Most high power or service rifles will show a rounded shape at the muzzle, with the ramp not really visible. A target crown is recessed in a heavy barrel rifle such as a target rifle, to prevent the crown from being nicked.
On the Garand and similar rifles, the "bullet test" is used. A bullet from the standard M2 service ammo is inserted in the muzzle, and the distance measured from the muzzle to the case. If it goes all the way in, it's shot. A reading of 1/8" or more means it usually good for another 1,000 rounds or so.

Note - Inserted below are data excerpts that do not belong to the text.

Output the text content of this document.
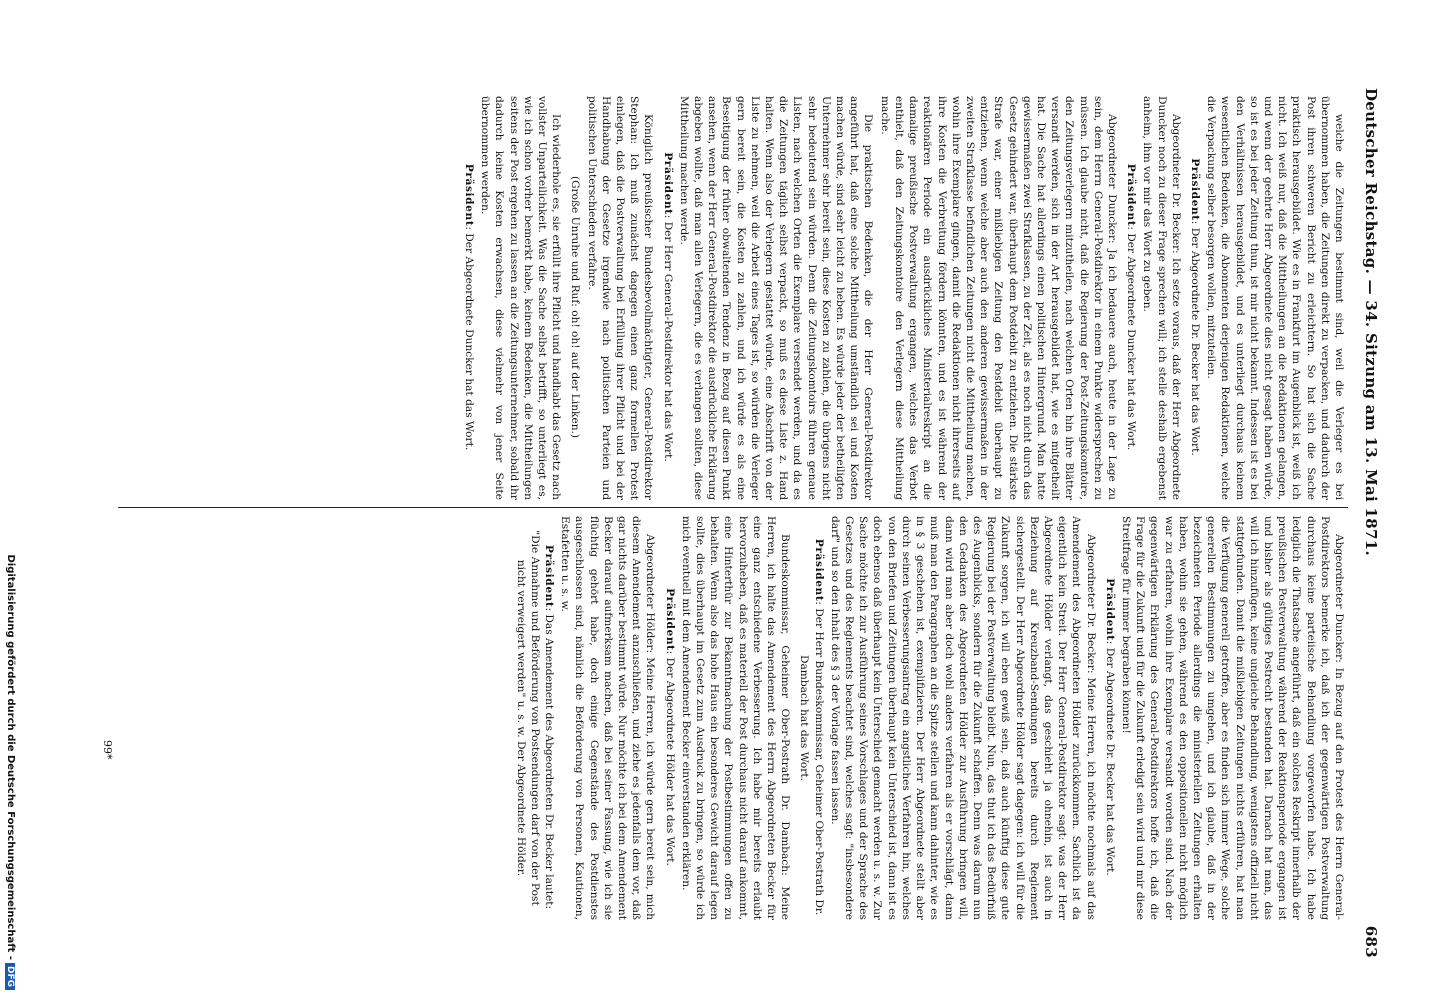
Deutscher Reichstag. — 34. Sitzung am 13. Mai 1871.
683

welche die Zeitungen bestimmt sind, weil die Verleger es bei übernommen haben, die Zeitungen direkt zu verpacken, und dadurch der Post ihren schweren Bericht zu erleichtern. So hat sich die Sache praktisch herausgebildet. Wie es in Frankfurt im Augenblick ist, weiß ich nicht. Ich weiß nur, daß die Mittheilungen an die Redaktionen gelangen, und wenn der geehrte Herr Abgeordnete dies nicht gesagt haben würde, so ist es bei jeder Zeitung thun, ist mir nicht bekannt. Indessen ist es bei den Verhältnissen herausgebildet, und es unterliegt durchaus keinem wesentlichen Bedenken, die Abonnenten derjenigen Redaktionen, welche die Verpackung selber besorgen wollen, mitzuteilen.

Präsident: Der Abgeordnete Dr. Becker hat das Wort.

Abgeordneter Dr. Becker: Ich setze voraus, daß der Herr Abgeordnete Duncker noch zu dieser Frage sprechen will; ich stelle deshalb ergebenst anheim, ihm vor mir das Wort zu geben.

Präsident: Der Abgeordnete Duncker hat das Wort.

Abgeordneter Duncker: Ja ich bedauere auch, heute in der Lage zu sein, dem Herrn General-Postdirektor in einem Punkte widersprechen zu müssen. Ich glaube nicht, daß die Regierung der Post-Zeitungskomtoire, den Zeitungsverlegern mitzutheilen, nach welchen Orten hin ihre Blätter versandt werden, sich in der Art herausgebildet hat, wie es mitgetheilt hat. Die Sache hat allerdings einen politischen Hintergrund. Man hatte gewissermaßen zwei Strafklassen, zu der Zeit, als es noch nicht durch das Gesetz gehindert war, überhaupt dem Postdebit zu entziehen. Die stärkste Strafe war, einer mißliebigen Zeitung den Postdebit überhaupt zu entziehen, wenn welche aber auch den anderen gewissermaßen in der zweiten Strafklasse befindlichen Zeitungen nicht die Mittheilung machen, wohin ihre Exemplare gingen, damit die Redaktionen nicht ihrerseits auf ihre Kosten die Verbreitung fördern könnten, und es ist während der reaktionären Periode ein ausdrückliches Ministerialreskript an die damalige preußische Postverwaltung ergangen, welches das Verbot enthielt, daß den Zeitungskomtoire den Verlegern diese Mittheilung mache.

Die praktischen Bedenken, die der Herr General-Postdirektor angeführt hat, daß eine solche Mittheilung umständlich sei und Kosten machen würde, sind sehr leicht zu heben. Es würde jeder der betheiligten Unternehmer sehr bereit sein, diese Kosten zu zahlen, die übrigens nicht sehr bedeutend sein würden. Denn die Zeitungskomtoirs führen genaue Listen, nach welchen Orten die Exemplare versendet werden, und da es die Zeitungen täglich selbst verpackt, so muß es diese Liste z. Hand halten. Wenn also der Verlegern gestattet würde, eine Abschrift von der Liste zu nehmen, weil die Arbeit eines Tages ist, so würden die Verleger gern bereit sein, die Kosten zu zahlen, und ich würde es als eine Beseitigung der früher obwaltenden Tendenz in Bezug auf diesen Punkt ansehen, wenn der Herr General-Postdirektor die ausdrückliche Erklärung abgeben wollte, daß man allen Verlegern, die es verlangen sollten, diese Mittheilung machen werde.

Präsident: Der Herr General-Postdirektor hat das Wort.

Königlich preußischer Bundesbevollmächtigter, General-Postdirektor Stephan: Ich muß zunächst dagegen einen ganz formellen Protest einlegen, daß die Postverwaltung bei Erfüllung ihrer Pflicht und bei der Handhabung der Gesetze irgendwie nach politischen Parteien und politischen Unterschieden verfahre.

(Große Unruhe und Ruf: oh! oh! auf der Linken.)

Ich wiederhole es, sie erfüllt ihre Pflicht und handhabt das Gesetz nach vollster Unparteilichkeit. Was die Sache selbst betrifft, so unterliegt es, wie ich schon vorher bemerkt habe, keinem Bedenken, die Mittheilungen seitens der Post ergehen zu lassen an die Zeitungsunternehmer, sobald ihr dadurch keine Kosten erwachsen, diese vielmehr von jener Seite übernommen werden.

Präsident: Der Abgeordnete Duncker hat das Wort.

Abgeordneter Duncker: In Bezug auf den Protest des Herrn General-Postdirektors bemerke ich, daß ich der gegenwärtigen Postverwaltung durchaus keine parteiische Behandlung vorgeworfen habe. Ich habe lediglich die Thatsache angeführt, daß ein solches Reskript innerhalb der preußischen Postverwaltung während der Reaktionsperiode ergangen ist und bisher als gültiges Postrecht bestanden hat. Darnach hat man, das will ich hinzufügen, keine ungleiche Behandlung, wenigstens offiziell nicht stattgefunden. Damit die mißliebigen Zeitungen nichts erführen, hat man die Verfügung generell getroffen, aber es finden sich immer Wege, solche generellen Bestimmungen zu umgehen, und ich glaube, daß in der bezeichneten Periode allerdings die ministeriellen Zeitungen erhalten haben, wohin sie gehen, während es den oppositionellen nicht möglich war zu erfahren, wohin ihre Exemplare versandt worden sind. Nach der gegenwärtigen Erklärung des General-Postdirektors hoffe ich, daß die Frage für die Zukunft und für die Zukunft erledigt sein wird und mir diese Streitfrage für immer begraben können!

Präsident: Der Abgeordnete Dr. Becker hat das Wort.

Abgeordneter Dr. Becker: Meine Herren, ich möchte nochmals auf das Amendement des Abgeordneten Hölder zurückkommen. Sachlich ist da eigentlich kein Streit. Der Herr General-Postdirektor sagt: was der Herr Abgeordnete Hölder verlangt, das geschieht ja ohnehin, ist auch in Beziehung auf Kreuzband-Sendungen bereits durch Reglement sichergestellt. Der Herr Abgeordnete Hölder sagt dagegen: ich will für die Zukunft sorgen, ich will eben gewiß sein, daß auch künftig diese gute Regierung bei der Postverwaltung bleibt. Nun, das thut ich das Bedürfniß des Augenblicks, sondern für die Zukunft schaffen. Denn was darum nun den Gedanken des Abgeordneten Hölder zur Ausführung bringen will, dann wird man aber doch wohl anders verfahren als er vorschlägt, dann muß man den Paragraphen an die Spitze stellen und kann dahinter, wie es in § 3 geschehen ist, exemplifizieren. Der Herr Abgeordnete stellt aber durch seinen Verbesserungsantrag ein angstliches Verfahren hin, welches von den Briefen und Zeitungen überhaupt kein Unterschied ist, dann ist es doch ebenso daß überhaupt kein Unterschied gemacht werden u. s. w. Zur Sache möchte ich zur Ausführung seines Vorschlages und der Sprache des Gesetzes und des Reglements beachtet sind, welches sagt: "insbesondere darf" und so den Inhalt des § 3 der Vorlage fassen lassen.

Präsident: Der Herr Bundeskommissar, Geheimer Ober-Postrath Dr. Dambach hat das Wort.

Bundeskommissar, Geheimer Ober-Postrath Dr. Dambach: Meine Herren, ich halte das Amendement des Herrn Abgeordneten Becker für eine ganz entschiedene Verbesserung. Ich habe mir bereits erlaubt hervorzuheben, daß es materiell der Post durchaus nicht darauf ankommt, eine Hinterthür zur Bekanntmachung der Postbestimmungen offen zu behalten. Wenn also das hohe Haus ein besonderes Gewicht darauf legen sollte, dies überhaupt im Gesetz zum Ausdruck zu bringen, so würde ich mich eventuell mit dem Amendement Becker einverstanden erklären.

Präsident: Der Abgeordnete Hölder hat das Wort.

Abgeordneter Hölder: Meine Herren, ich würde gern bereit sein, mich diesem Amendement anzuschließen, und ziehe es jedenfalls dem vor, daß gar nichts darüber bestimmt würde. Nur möchte ich bei dem Amendement Becker darauf aufmerksam machen, daß bei seiner Fassung, wie ich sie flüchtig gehört habe, doch einige Gegenstände des Postdienstes ausgeschlossen sind, nämlich die Beförderung von Personen, Kautionen, Estafetten u. s. w.

Präsident: Das Amendement des Abgeordneten Dr. Becker lautet: "Die Annahme und Beförderung von Postsendungen darf von der Post nicht verweigert werden" u. s. w. Der Abgeordnete Hölder.

99*
Digitalisierung gefördert durch die Deutsche Forschungsgemeinschaft -DFG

When the previous owner of the CZ 85 Combat I bought complained that he could not get the pisto lto group well, one of the things I did was to have the barrel recrowned - it's usually $25-35.
May 11, 2002, 12:29 PM
what would one expect to pay for a rifle to be recrowned?
May 11, 2002, 10:01 PM
Hi, VVG and guys,
Cutting 1/4 inch of an M1 rifle barrel will put it right on the edge of failure to function. Gus Fisher recommends 1/10 as the max, and I agree with him. Trouble is 1/10 (or sometimes even 1/4) might not be enough to clean up badly worn muzzle. With an M1, wear almost always is from the cleaning rod. I have never heard cleaning rod wear called "erosion" and that is not a common use of the term. True erosion is seldom a problem at the rifle muzzle since the gas has cooled enough that what we usually call erosion rarely happens.
All in all, for an M1, the best solution is barrel replacement. With a manual action, or a gas gun with the gas port further back, backboring or severe trimming may well be an option.
A bullet test is a "quick and dirty" way to determine bore diameter at the muzzle, but a gauge is better since bullet ogives are not standard.